Cytoplasmic Domain of Natriuretic Peptide Receptor C Constitutes G i Activator Sequences That Inhibit Adenylyl Cyclase Activity

Abstract

We have recently demonstrated that a 37-amino acid peptide corresponding to the cytoplasmic domain of the natriuretic peptide receptor C (NPR-C) inhibited adenylyl cyclase activity via pertussis toxin (PT)-sensitive G i protein. In the present studies, we have used seven different peptide fragments of the cytoplasmic domain of the NPR-C receptor with complete, partial, or no Gi activator sequence to examine their effects on adenylyl cyclase activity. The peptides used were KKYRITIER-RNH (peptide 1), RRNHQEESNIGK (peptide 2), HREL-REDSIRSH (peptide 3), RRNHQEESNIGKHRELR (peptide 4), QEESNIGK (peptide X), ITIERRNH (peptide Y), and ITIYKKRRNHRE (peptide Z).
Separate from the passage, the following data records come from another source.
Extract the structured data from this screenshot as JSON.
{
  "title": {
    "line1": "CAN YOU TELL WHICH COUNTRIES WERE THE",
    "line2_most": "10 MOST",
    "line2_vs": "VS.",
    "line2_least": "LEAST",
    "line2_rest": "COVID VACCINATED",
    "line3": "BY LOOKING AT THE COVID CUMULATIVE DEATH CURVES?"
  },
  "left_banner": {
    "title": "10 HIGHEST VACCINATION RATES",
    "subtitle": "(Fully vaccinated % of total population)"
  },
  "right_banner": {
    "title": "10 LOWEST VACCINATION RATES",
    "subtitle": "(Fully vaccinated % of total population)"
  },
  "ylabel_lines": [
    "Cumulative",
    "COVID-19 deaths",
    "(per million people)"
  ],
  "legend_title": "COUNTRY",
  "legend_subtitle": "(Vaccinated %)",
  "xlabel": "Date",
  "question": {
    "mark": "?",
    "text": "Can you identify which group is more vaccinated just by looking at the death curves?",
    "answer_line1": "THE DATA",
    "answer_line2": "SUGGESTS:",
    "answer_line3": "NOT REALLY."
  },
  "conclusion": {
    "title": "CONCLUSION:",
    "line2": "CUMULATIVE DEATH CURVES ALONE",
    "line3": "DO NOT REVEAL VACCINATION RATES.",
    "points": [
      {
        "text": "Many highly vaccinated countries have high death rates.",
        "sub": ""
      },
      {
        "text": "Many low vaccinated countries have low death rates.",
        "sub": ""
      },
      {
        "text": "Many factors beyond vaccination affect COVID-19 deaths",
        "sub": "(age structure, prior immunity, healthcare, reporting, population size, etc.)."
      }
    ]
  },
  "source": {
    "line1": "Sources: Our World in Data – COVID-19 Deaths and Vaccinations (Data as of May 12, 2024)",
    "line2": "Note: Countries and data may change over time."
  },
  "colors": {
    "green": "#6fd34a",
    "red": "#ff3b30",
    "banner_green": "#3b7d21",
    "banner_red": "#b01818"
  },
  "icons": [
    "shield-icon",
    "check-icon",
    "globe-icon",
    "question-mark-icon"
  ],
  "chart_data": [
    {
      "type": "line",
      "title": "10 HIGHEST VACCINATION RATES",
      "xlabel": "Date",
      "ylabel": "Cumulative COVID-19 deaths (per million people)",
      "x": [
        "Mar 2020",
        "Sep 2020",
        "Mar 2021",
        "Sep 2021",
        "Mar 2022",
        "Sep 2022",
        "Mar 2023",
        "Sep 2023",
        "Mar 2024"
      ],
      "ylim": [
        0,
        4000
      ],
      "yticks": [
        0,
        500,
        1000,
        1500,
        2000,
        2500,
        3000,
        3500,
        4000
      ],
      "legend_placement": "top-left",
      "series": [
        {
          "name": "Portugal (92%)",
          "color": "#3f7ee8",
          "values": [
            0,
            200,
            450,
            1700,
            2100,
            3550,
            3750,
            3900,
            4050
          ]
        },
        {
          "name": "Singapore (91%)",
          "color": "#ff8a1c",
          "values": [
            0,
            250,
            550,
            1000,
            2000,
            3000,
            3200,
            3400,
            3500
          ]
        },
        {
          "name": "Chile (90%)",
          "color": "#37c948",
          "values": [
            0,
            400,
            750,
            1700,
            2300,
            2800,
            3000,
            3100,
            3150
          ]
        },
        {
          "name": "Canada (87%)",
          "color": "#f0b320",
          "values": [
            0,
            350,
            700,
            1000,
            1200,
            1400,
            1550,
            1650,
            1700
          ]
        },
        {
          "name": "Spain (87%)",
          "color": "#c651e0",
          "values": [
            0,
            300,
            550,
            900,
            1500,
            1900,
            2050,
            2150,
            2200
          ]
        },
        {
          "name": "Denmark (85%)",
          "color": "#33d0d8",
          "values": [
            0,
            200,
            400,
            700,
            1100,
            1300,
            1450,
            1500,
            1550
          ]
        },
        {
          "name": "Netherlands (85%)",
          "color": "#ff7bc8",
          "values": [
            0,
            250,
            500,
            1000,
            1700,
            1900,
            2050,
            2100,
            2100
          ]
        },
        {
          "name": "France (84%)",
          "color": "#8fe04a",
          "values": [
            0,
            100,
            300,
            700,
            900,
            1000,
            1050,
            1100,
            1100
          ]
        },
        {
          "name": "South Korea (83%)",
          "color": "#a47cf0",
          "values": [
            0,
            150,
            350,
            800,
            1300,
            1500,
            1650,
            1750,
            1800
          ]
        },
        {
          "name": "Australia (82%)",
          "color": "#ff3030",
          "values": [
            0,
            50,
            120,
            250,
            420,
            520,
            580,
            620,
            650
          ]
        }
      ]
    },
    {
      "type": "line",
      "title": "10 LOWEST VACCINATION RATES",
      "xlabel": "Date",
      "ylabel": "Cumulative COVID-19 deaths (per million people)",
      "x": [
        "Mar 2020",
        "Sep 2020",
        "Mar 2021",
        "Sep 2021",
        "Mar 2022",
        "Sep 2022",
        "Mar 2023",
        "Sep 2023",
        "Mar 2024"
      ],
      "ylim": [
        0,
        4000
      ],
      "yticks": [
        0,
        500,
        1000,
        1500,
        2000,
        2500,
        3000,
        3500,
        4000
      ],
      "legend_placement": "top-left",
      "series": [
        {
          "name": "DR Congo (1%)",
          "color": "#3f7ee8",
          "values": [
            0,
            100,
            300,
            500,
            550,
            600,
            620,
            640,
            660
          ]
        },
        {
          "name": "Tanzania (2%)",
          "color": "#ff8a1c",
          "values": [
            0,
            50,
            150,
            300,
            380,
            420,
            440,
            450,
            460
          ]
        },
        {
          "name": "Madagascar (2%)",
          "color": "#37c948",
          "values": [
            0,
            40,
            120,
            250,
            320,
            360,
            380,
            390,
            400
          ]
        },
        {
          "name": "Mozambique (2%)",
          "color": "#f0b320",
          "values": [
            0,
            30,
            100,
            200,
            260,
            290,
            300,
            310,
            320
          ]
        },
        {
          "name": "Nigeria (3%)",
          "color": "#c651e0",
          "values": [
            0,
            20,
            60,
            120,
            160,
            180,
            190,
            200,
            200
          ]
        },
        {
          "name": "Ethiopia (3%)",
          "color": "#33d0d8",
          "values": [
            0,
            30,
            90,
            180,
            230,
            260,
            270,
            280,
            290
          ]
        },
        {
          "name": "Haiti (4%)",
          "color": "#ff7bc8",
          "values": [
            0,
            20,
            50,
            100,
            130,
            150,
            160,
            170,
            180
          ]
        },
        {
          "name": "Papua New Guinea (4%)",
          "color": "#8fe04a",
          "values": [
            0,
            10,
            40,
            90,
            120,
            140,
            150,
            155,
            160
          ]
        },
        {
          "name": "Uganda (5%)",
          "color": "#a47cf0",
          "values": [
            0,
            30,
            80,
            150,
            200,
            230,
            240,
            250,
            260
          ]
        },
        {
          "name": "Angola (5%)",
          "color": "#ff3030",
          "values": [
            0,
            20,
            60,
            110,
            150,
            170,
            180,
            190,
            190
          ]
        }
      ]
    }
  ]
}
Peptides 1, 3, and 4 have complete Gi activator sequences, whereas peptides 2 and Y have partial Gi activator sequences with truncated carboxyl or amino terminus, respectively. Peptide X has no structural specificity, whereas peptide Z is the scrambled peptide control for peptide 1. Peptides 1, 3, and 4 inhibited adenylyl cyclase activity in a concentration-dependent manner with apparent Ki between 0.1 and 1 nM; however, peptide 2 inhibited adenylyl cyclase activity with a higher K i of about 10 nM, and peptides X, Y, and Z were unable to inhibit adenylyl cyclase activity. The maximal inhibitions observed were between 30 and 40%. The inhibition of adenylyl cyclase activity by peptides 1-4 was absolutely dependent on the presence of guanine nucleotides and was completely attenuated by PT treatment. In addition, the stimulatory effects of isoproterenol, glucagon, and forskolin on adenylyl cyclase activity were inhibited to different degrees by these peptides. These results suggest that the small peptide fragments of the cytoplasmic domain of the NPR-C receptor containing 12 or 17 amino acids were sufficient to inhibit adenylyl cyclase activity through a PT-sensitive Gi protein. The peptides having complete structural specificity of Gi activator sequences at both amino and carboxyl termini were more potent to inhibit adenylyl cyclase activity as compared with the peptides having a truncated carboxyl terminus, whereas the truncation of the amino-terminal motif completely attenuates adenylyl cyclase inhibition.